When I speak to students and parents about the prospect of completing a degree in Germany, the question that invariably comes up is,”Ok, there’s no tuition, but how much does it really cost?” The answer is a bit complicated, but it largely depends on where you study and what type of lifestyle you want.
On average, the cost of living in Germany for students is vastly lower than that in the United States. According to the Bundesministerium fuer Bildung und Forschung, German students spend on average 864 Euros per month. This figure includes the cost of rent, food, clothing, entertainment, and books, as well as university-related fees and required costs, like health insurance.
That being said, the actual costs can vary widely depending on where and how students live. An average student who plans to live in Munich should budget, on average, over 900 euros per month, whereas the same student can reasonably expect their outlays to be less than 700/month in Leipzig. Cities in the south and west tend to be more expensive, while the cities in the east are much more affordable.
Dorms at most universities cost approximately 250 euros/month, and WGs (shared flats) usually run from 300-400 euros/month. If you want to live on your own, on the other hand, you can expect to spend between 400-600 euros/month, depending on which city you live in. These figures obviously vary considerably, and it’s always wise to check out sites like WG Gesucht and Immobilien Scout before you move to get a sense of what rents are like in the area you plan to move to.
Rent is the single largest student expense, but you should also consider the following questions before moving:
- What do you normally spend on groceries, and how much do you spend eating out?
- Do you like to go to bars and club?
- Do you want to travel while in Germany?
- How often do you plan to go home during your studies?
Your answers to these questions should inform your ultimate budget. Students who currently spend $200/month on groceries can reasonably expect to spend around the same in Germany. Unfortunately, most students underestimate their costs by leaving out many of these very realistic expenses. You should also factor in administrative and bureaucratic expenses like:
- Visa application fees (Once per year)
- Health insurance (Every month)
- University fees (Once every 6 months at public universities)
A good general rule of thumb is to use your current expenses using a 1 for 1 dollar to euro conversion, factor in the additional outlays you’ll have in Germany, and then add 10% to create a budget. This is more precise than using the figures provided by previous students, who inevitably have different priorities for how they spend their money.
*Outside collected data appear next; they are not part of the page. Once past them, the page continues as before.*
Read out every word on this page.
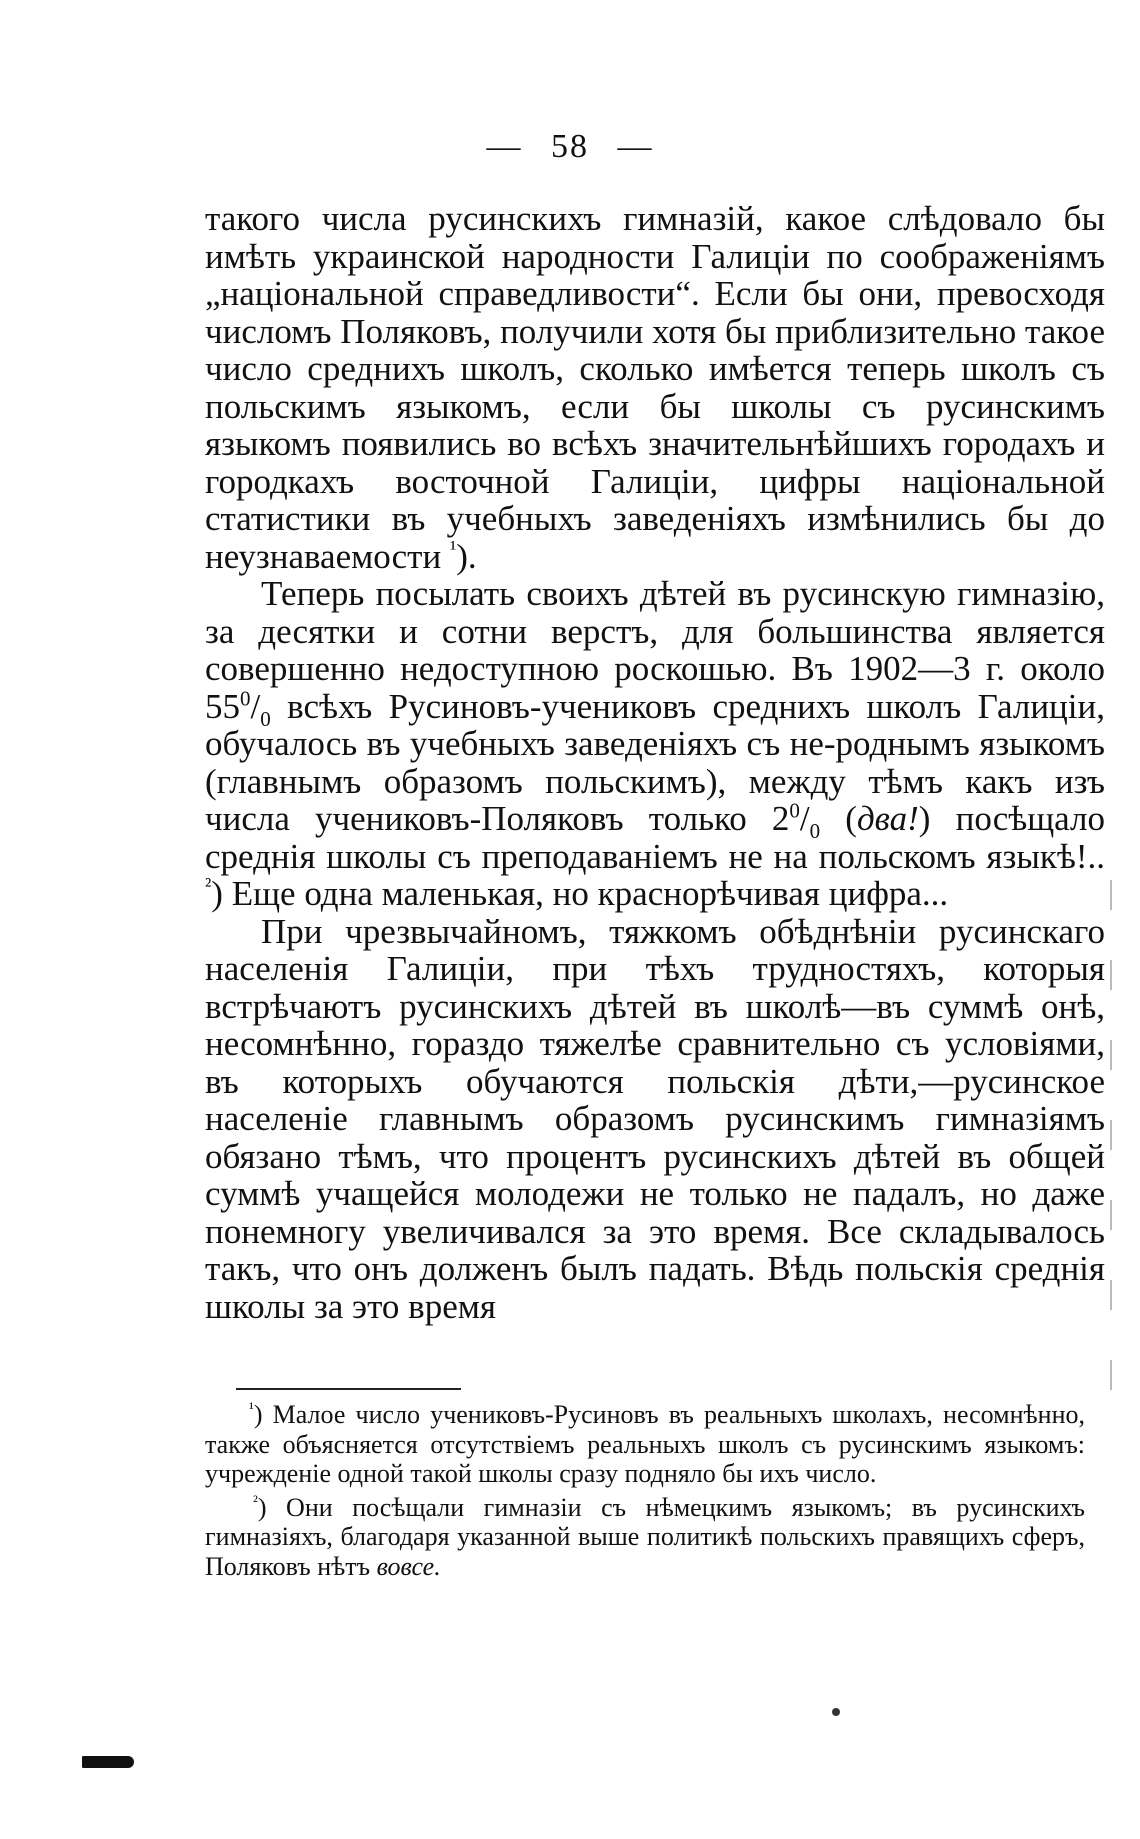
— 58 —

такого числа русинскихъ гимназій, какое слѣдовало бы имѣть украинской народности Галиціи по соображеніямъ „національной справедливости“. Если бы они, превосходя числомъ Поляковъ, получили хотя бы приблизительно такое число среднихъ школъ, сколько имѣется теперь школъ съ польскимъ языкомъ, если бы школы съ русинскимъ языкомъ появились во всѣхъ значительнѣйшихъ городахъ и городкахъ восточной Галиціи, цифры національной статистики въ учебныхъ заведеніяхъ измѣнились бы до неузнаваемости $^{^1}$).

Теперь посылать своихъ дѣтей въ русинскую гимназію, за десятки и сотни верстъ, для большинства является совершенно недоступною роскошью. Въ 1902—3 г. около $55^0/_0$ всѣхъ Русиновъ-учениковъ среднихъ школъ Галиціи, обучалось въ учебныхъ заведеніяхъ съ не-роднымъ языкомъ (главнымъ образомъ польскимъ), между тѣмъ какъ изъ числа учениковъ-Поляковъ только $2^0/_0$ (два!) посѣщало среднія школы съ преподаваніемъ не на польскомъ языкѣ!.. $^{^2}$) Еще одна маленькая, но краснорѣчивая цифра...

При чрезвычайномъ, тяжкомъ обѣднѣніи русинскаго населенія Галиціи, при тѣхъ трудностяхъ, которыя встрѣчаютъ русинскихъ дѣтей въ школѣ—въ суммѣ онѣ, несомнѣнно, гораздо тяжелѣе сравнительно съ условіями, въ которыхъ обучаются польскія дѣти,—русинское населеніе главнымъ образомъ русинскимъ гимназіямъ обязано тѣмъ, что процентъ русинскихъ дѣтей въ общей суммѣ учащейся молодежи не только не падалъ, но даже понемногу увеличивался за это время. Все складывалось такъ, что онъ долженъ былъ падать. Вѣдь польскія среднія школы за это время

$^{^1}$) Малое число учениковъ-Русиновъ въ реальныхъ школахъ, несомнѣнно, также объясняется отсутствіемъ реальныхъ школъ съ русинскимъ языкомъ: учрежденіе одной такой школы сразу подняло бы ихъ число.

$^{^2}$) Они посѣщали гимназіи съ нѣмецкимъ языкомъ; въ русинскихъ гимназіяхъ, благодаря указанной выше политикѣ польскихъ правящихъ сферъ, Поляковъ нѣтъ вовсе.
Be careful not to underestimate; it is highly unlikely that you will change your current lifestyle significantly while in Germany. Even though it is cheaper to live here overall, convincing yourself that you can live on 400 euros a month will almost definitely lead to trouble down the road. Most international students in Germany have money woes, mainly for this reason, leading to many sleepless nights and unnecessary stress. But if you create a realistic and honest plan ahead of your move, you’ll be left to focus on what’s really important: studying.